G’day comrades

I am reporting that I have ended for now my experiment of one with bipolar androgen therapy (BAT). I have tried to report in detail my experiences and you will find those reports in my profile. The last report was:

healthunlocked.com/advanced...

Basically, over 3 years ago my ADT (Zolodex) failed and I started bicalutamide which failed after 12 months and then started BAT. Bat failed at 8 months and rechallenge with bicalutamide failed after 6 months. Then repeated and BAT failed at 3 months and rechallenge failed at 3 months. Tried another repeat but BAT saw a significant rise in PSA to over my self imposed limit. Rechallenge should bring it down temporarily. The repeats showed reductions in the time to failure of both BAT and antiandrogen phases and greater volatility in PSA results. I do a Ga68 PSMA scan in about a month to compare with the one I did 3 years ago which showed 2 small mets at distant lymph nodes. I will report on the new scan.

End result: extended the usefulness of bicalutamide from 1 year to 3 years and ending at about the same PSA as I started. An OK result but at the low end of responses generally seen so far in limited trials. My next scan will tell the final story.

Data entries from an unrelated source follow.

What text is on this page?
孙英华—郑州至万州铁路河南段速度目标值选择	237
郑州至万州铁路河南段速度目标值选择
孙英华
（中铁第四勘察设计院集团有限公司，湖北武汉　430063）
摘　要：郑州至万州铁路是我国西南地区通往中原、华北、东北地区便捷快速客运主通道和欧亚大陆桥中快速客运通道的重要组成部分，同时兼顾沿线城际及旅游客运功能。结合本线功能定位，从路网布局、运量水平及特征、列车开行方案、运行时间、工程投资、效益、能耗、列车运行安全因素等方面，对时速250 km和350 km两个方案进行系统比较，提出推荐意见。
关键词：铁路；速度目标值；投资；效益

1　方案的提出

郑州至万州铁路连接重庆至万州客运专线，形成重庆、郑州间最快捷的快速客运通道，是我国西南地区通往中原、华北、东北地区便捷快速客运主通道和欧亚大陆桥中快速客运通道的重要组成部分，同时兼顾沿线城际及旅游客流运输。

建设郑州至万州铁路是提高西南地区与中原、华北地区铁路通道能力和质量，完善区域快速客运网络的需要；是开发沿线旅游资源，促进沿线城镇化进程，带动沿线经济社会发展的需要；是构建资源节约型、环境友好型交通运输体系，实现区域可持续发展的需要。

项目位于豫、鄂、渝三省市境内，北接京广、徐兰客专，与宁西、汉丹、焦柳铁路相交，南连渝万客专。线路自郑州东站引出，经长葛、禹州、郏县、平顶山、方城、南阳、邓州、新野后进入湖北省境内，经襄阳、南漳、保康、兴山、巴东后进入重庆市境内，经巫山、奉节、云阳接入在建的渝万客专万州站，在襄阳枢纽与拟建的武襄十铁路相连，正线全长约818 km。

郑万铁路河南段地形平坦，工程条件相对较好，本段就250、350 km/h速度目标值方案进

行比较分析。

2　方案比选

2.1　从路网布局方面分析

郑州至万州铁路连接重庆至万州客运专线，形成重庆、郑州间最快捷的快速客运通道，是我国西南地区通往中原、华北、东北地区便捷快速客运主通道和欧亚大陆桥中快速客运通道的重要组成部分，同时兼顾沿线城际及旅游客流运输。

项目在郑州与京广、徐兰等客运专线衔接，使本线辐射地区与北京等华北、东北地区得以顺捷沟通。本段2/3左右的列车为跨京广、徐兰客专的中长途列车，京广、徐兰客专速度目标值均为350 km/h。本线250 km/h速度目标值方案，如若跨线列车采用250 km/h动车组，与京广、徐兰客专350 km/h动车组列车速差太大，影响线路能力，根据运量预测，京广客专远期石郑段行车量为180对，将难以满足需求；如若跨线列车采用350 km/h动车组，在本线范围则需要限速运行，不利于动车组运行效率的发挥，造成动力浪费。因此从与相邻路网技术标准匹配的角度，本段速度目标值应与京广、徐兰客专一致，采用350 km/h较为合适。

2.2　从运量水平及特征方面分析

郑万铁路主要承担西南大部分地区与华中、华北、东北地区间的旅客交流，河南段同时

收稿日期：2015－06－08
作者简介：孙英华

For those thinking about BAT I recommend the following 2 summaries of what has been learnt up to 2018.

Bipolar Androgen Therapy: progress and future directions

Michael Schweizer

oncology.medicinematters.co...

Bat in the treatment of prostate cancer

Sam Denmeade

hematologyandoncology.net/a...

Note Shweizer’s conclusion: “enthusiasm should be tempered and providers should be discouraged from rushing to incorporate BAT into clinical practice.”

Some conclusions may be drawn.

Firstly BAT is safe but note that so far recipients have been carefully chosen. In particular, symptom free. There is a danger of pain flare if there is existing PCa pain. The evidence is mixed. Early experiments reported pain flare in some, pain alleviation in others. The Johns Hopkins (JH) trials excluded anyone with PCa pain but admitted a few with what were thought to be arthritic pain at first but had a pain flare and it was concluded they had PCa pain. Pain lasted up to a week. Some of these opted to continue with BAT and there was no pain after the 2nd shot of T. Perhaps it is a one-off phenomenon. I think men with pain or extensive bone mets should be careful. The JH trials do not show any abnormal spikes in PSA. The worst result is that PSA progression continues at the same rate as before the shot of T.

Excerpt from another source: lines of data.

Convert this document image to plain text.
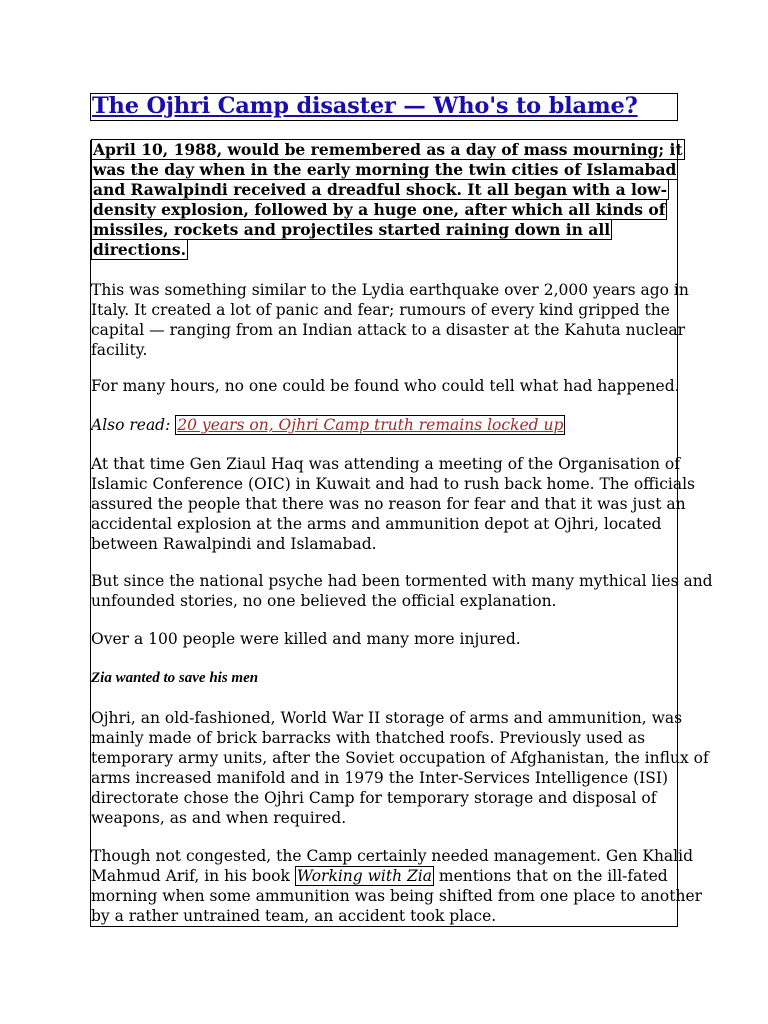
The Ojhri Camp disaster — Who's to blame?
April 10, 1988, would be remembered as a day of mass mourning; it
was the day when in the early morning the twin cities of Islamabad
and Rawalpindi received a dreadful shock. It all began with a low-
density explosion, followed by a huge one, after which all kinds of
missiles, rockets and projectiles started raining down in all
directions.
This was something similar to the Lydia earthquake over 2,000 years ago in
Italy. It created a lot of panic and fear; rumours of every kind gripped the
capital — ranging from an Indian attack to a disaster at the Kahuta nuclear
facility.
For many hours, no one could be found who could tell what had happened.
Also read: 20 years on, Ojhri Camp truth remains locked up
At that time Gen Ziaul Haq was attending a meeting of the Organisation of
Islamic Conference (OIC) in Kuwait and had to rush back home. The officials
assured the people that there was no reason for fear and that it was just an
accidental explosion at the arms and ammunition depot at Ojhri, located
between Rawalpindi and Islamabad.
But since the national psyche had been tormented with many mythical lies and
unfounded stories, no one believed the official explanation.
Over a 100 people were killed and many more injured.
Zia wanted to save his men
Ojhri, an old-fashioned, World War II storage of arms and ammunition, was
mainly made of brick barracks with thatched roofs. Previously used as
temporary army units, after the Soviet occupation of Afghanistan, the influx of
arms increased manifold and in 1979 the Inter-Services Intelligence (ISI)
directorate chose the Ojhri Camp for temporary storage and disposal of
weapons, as and when required.
Though not congested, the Camp certainly needed management. Gen Khalid
Mahmud Arif, in his book Working with Zia mentions that on the ill-fated
morning when some ammunition was being shifted from one place to another
by a rather untrained team, an accident took place.
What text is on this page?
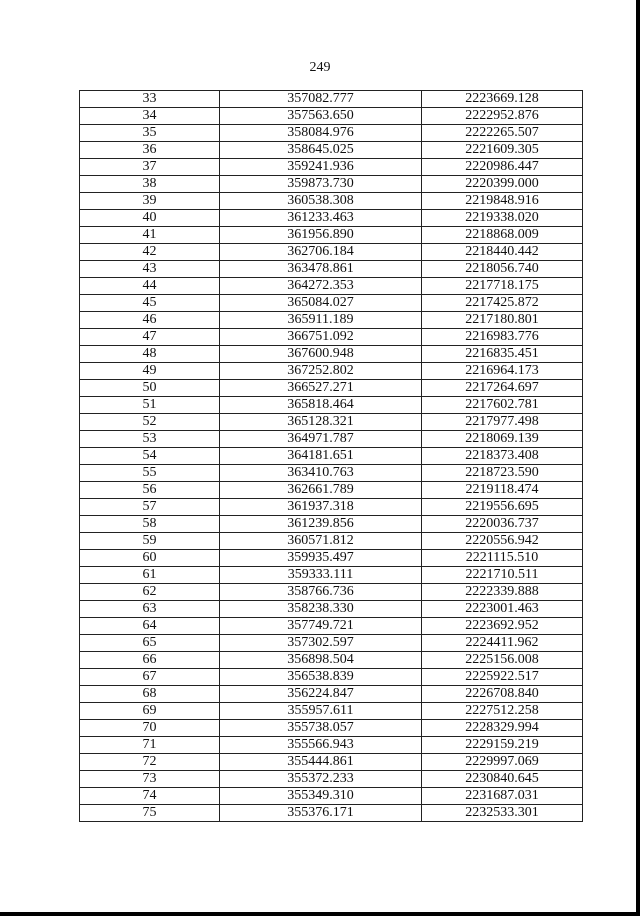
249
33	357082.777	2223669.128
34	357563.650	2222952.876
35	358084.976	2222265.507
36	358645.025	2221609.305
37	359241.936	2220986.447
38	359873.730	2220399.000
39	360538.308	2219848.916
40	361233.463	2219338.020
41	361956.890	2218868.009
42	362706.184	2218440.442
43	363478.861	2218056.740
44	364272.353	2217718.175
45	365084.027	2217425.872
46	365911.189	2217180.801
47	366751.092	2216983.776
48	367600.948	2216835.451
49	367252.802	2216964.173
50	366527.271	2217264.697
51	365818.464	2217602.781
52	365128.321	2217977.498
53	364971.787	2218069.139
54	364181.651	2218373.408
55	363410.763	2218723.590
56	362661.789	2219118.474
57	361937.318	2219556.695
58	361239.856	2220036.737
59	360571.812	2220556.942
60	359935.497	2221115.510
61	359333.111	2221710.511
62	358766.736	2222339.888
63	358238.330	2223001.463
64	357749.721	2223692.952
65	357302.597	2224411.962
66	356898.504	2225156.008
67	356538.839	2225922.517
68	356224.847	2226708.840
69	355957.611	2227512.258
70	355738.057	2228329.994
71	355566.943	2229159.219
72	355444.861	2229997.069
73	355372.233	2230840.645
74	355349.310	2231687.031
75	355376.171	2232533.301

There is great variability in response. I concluded that the best, cheapest and most accurate way to find out how I responded was to just do it and be ready to bail if things go wrong. You will be back to castrate levels in a month.

Note: Never take a PSA test in the first month after the first shot of T – completely unreliable. Take the 2nd shot and do PSA a month after that. In the event of failure in the BAT phase, rechallenge with the antiandrogen. It will most likely bring down PSA.

It is not mentioned in the research but sudden supraphysiological levels of T produce a spike in estradiol (E2). It reduces as T reduces and gets to an acceptable level after a month, when T is almost castrate. The E2 effect is well known to weightlifters and body builders who use T. Because a PCa patient will always be on some form of ADT during BAT, E2 is not generally a problem. But the spike after the T shot may be. For body builders it is usually managed with Arimidex. As substitute I tried a number of over the counter aromatose inhibitors for 2-3 weeks each month but their effect on E2 was exactly zero. They were our old friends diindolymethane (DIM), indole 3 carbinol (I3C) as well as chrysin and luteolin. All taken with bioperine to assist absorption.

The JH trials show that BAT re sensitises PCa to enzalutamide (Enza) and abiraterone (Abi). My experience is that it does likewise for bicalutamide. When I become resistant to a 2nd generation antiandrogen I will certainly consider reusing BAT. By then we will know more about it.

It is important that genuinely supraphysiological levels of T are achieved. Results with physiological levels are not great. As yet there are no reliable reports on continuous supraphysiological T.

JH did a small trial of BAT alongside ADT alone, starting BAT 6 months after first starting ADT, with good results but they decided to concentrate on BAT after Enza and Abi at first.

Because one of the modes of action (there are about 8) is double strand DNA breakage/ damage, combining BAT with PARP and checkpoint inhibitors is another line of enquiry.